Friday, September 11, 2009

1st guest blogger

my sister-in-law K is doing this clean eating thing with me. not only is it great to have someone who is in it with you, it's also nice to have her testing recipes too! we both subscribe to the clean eating magazine and she has been trying a recipe from it once a week - she is very organized. so, she'll be my guest blogger occasionally with her findings - good and bad.

here's her first review of beef fusion enchiladas. . .

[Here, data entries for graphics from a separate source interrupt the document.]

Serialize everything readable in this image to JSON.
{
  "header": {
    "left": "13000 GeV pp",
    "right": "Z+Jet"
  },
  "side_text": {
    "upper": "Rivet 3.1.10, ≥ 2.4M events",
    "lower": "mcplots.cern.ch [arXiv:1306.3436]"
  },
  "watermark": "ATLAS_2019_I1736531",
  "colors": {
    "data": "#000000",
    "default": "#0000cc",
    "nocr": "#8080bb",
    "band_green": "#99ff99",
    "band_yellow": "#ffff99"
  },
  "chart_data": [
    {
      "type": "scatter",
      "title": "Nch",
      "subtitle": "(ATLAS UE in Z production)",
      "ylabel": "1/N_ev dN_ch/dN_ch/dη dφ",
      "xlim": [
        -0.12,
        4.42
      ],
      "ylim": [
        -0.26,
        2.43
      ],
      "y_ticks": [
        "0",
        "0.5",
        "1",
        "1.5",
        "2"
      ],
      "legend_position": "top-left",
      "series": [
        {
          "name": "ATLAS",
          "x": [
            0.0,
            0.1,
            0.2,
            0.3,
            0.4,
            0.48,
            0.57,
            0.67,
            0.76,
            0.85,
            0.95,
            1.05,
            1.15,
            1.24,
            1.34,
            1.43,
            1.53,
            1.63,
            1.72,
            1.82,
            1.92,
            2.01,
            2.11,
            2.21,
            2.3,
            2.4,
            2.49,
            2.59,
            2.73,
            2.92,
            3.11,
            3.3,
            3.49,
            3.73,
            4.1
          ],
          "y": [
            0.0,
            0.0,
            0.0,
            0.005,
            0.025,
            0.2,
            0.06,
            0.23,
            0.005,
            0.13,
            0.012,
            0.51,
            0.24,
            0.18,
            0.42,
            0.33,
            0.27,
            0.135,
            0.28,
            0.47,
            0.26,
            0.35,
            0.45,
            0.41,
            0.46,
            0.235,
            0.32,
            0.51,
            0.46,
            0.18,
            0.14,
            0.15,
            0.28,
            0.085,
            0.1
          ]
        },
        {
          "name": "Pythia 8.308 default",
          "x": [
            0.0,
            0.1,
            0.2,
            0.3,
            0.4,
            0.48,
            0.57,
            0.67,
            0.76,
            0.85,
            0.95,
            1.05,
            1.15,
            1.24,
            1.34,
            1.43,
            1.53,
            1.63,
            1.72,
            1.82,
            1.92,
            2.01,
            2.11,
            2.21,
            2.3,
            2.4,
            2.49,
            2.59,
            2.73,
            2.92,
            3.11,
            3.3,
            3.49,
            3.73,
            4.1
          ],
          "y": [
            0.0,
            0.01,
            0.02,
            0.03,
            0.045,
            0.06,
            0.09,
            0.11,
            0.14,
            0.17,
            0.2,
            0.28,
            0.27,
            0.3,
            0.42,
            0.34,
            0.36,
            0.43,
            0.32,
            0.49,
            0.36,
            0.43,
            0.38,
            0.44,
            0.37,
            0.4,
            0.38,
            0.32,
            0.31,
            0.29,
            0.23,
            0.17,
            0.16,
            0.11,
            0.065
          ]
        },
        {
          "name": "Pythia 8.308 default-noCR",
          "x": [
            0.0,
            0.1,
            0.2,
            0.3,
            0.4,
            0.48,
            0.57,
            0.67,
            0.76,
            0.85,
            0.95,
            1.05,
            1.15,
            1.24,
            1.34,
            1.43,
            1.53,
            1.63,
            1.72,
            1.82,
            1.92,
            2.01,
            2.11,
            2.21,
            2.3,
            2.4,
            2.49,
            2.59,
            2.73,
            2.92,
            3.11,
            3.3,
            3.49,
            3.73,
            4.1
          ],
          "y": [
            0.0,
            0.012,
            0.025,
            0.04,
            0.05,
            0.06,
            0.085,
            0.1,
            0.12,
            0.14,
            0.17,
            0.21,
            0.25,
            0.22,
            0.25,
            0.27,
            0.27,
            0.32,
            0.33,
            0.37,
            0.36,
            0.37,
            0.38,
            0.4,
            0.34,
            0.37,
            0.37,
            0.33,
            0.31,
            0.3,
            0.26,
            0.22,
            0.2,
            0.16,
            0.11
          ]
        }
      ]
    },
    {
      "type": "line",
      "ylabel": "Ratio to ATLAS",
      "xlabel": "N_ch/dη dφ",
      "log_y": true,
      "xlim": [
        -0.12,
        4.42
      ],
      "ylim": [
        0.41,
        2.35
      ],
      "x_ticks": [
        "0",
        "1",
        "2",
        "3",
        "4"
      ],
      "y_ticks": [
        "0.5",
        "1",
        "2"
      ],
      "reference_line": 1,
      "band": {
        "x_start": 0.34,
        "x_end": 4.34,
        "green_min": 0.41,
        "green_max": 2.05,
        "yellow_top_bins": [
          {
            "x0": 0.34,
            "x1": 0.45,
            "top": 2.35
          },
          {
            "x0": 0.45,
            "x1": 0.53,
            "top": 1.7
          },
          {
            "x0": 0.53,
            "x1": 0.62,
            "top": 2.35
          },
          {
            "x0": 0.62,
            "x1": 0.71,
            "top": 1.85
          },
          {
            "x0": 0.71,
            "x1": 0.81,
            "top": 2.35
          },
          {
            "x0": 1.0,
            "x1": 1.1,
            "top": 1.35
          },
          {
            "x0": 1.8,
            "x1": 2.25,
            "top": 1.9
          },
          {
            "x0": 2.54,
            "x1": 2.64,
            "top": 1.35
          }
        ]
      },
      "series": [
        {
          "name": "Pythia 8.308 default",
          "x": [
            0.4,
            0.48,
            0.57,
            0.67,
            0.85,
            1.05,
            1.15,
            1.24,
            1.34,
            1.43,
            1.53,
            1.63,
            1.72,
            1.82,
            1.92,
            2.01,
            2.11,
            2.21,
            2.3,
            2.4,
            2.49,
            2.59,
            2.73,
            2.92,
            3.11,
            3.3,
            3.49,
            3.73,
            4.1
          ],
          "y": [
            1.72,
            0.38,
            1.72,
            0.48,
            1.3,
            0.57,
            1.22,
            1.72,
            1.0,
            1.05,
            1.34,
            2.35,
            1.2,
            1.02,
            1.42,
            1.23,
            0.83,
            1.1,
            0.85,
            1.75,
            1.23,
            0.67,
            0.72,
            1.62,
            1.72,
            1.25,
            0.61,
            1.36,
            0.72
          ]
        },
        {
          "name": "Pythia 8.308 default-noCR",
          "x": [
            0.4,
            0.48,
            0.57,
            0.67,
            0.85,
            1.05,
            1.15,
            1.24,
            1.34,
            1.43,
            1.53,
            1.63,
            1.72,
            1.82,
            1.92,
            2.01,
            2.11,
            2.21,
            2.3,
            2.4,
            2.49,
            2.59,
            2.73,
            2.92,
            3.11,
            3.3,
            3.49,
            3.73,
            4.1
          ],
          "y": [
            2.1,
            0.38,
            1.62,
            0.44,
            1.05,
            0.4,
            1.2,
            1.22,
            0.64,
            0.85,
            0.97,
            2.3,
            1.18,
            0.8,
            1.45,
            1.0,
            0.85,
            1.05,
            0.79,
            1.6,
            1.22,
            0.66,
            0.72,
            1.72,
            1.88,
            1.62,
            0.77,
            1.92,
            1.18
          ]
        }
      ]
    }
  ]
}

Well, the magazine may say this is "clean" eating, but it is definitely not "clean" cooking!  I have never used so many pots and pans in my life.  My kitchen was a disaster when I was finished.  Plus, the time estimate given for this recipe was a joke (15 mins).  It took me over an hour to make, and by the time it was served, I couldn't even eat much I was so exhausted!
The flavors were good, and I would highly recommend the edamame puree.  It's a great alternative to guacamole and a really nice base on the tortilla.  That said, you can cut the time by almost half by buying pre-shelled edamame!  My mistake.  R and I loved the dinner (what I could eat of it), but the kids were just okay with it.  They loved the steak, but just picked at the rest.  Would I make it again?  Maybe only once a year!  I need to recover from the experience!  Maybe you'll have more luck.....
here is the recipe from clean eating magazine:

Fusion Enchiladas

Ingredients

"REFRIED" EDAMAME
1/2 Small onion. diced
2 cloves Garlic, smashed
1 cup Frozen shelled edamame beans
1 tsp Cumin, ground
1 tsp Chili powder
2 tsp Fresh lime juice
Sea salt, to taste
Fresh ground black pepper, to taste

BEEF FILLING
1 1/2 tsp Olive oil, divided
1 clove Garlic, minced
1 tsp Cumin, ground
8 oz Sirloin beef, thinly sliced
1 cup Corn kernels (frozen & thawed, canned or fresh)
1 Medium red bell pepper, finely diced
2 cups Baby spinach
1 1/2 cups All natural low-sodium tomato sauce, divided
Sea salt, to taste
Fresh ground black pepper, to taste
8 Small whole wheat flour tortillas (about 6 to 8 inches in diameter)
1/2 cup Low-fat mozzarella cheese, shredded

Preparation

Preheat oven to 425F
Prepare "refried" edamame: Bring 2 cups water to a boil over high heat. Add onion, garlic & edamame, bring back to a boil & cook for 4 mins. Drain onion-bean mixture, reserving 1/4 cup cooking liquid. Pour bean mixture & reserved cooking liquid into a food processor & add cumin, chili powder & lime juice. Puree until almost smooth & season with salt & black pepper. Scrape into a bowl and set aside
Prepare beef filling: In a small bowl, combine 1/2 tsp oil, garlic & cumin. Add beef & mix well to season
In a nonstick saute pan, heat remaining 1 tsp oil over medium-high heat. Add beef and saute for about 1 min, until lightly browned. Add corn, red pepper & Spinach, and mix well to combine. Add 1/4 cup tomato sauce and cook for 1 to 2 mins, until heated through. Season with salt & black pepper & remove from heat
Spread 1/2 cup remaining tomato sauce over the bottom of a 9 x 13 in baking dish and set aside
Spread tortillas out in a single layer on a flat work surface. Scoop 2-3 tbsp edamame filling and spread in the center of each tortilla. Top with 2-3 tbsp beef mixture and roll tightly. Place enchiladas seam-side down on top of tomato sauce in baking dish. Cover with remaining tomato sauce, top with cheese and place dish in oven. Bake enchiladas until hot throughout and cheese is melted, about 8 mins.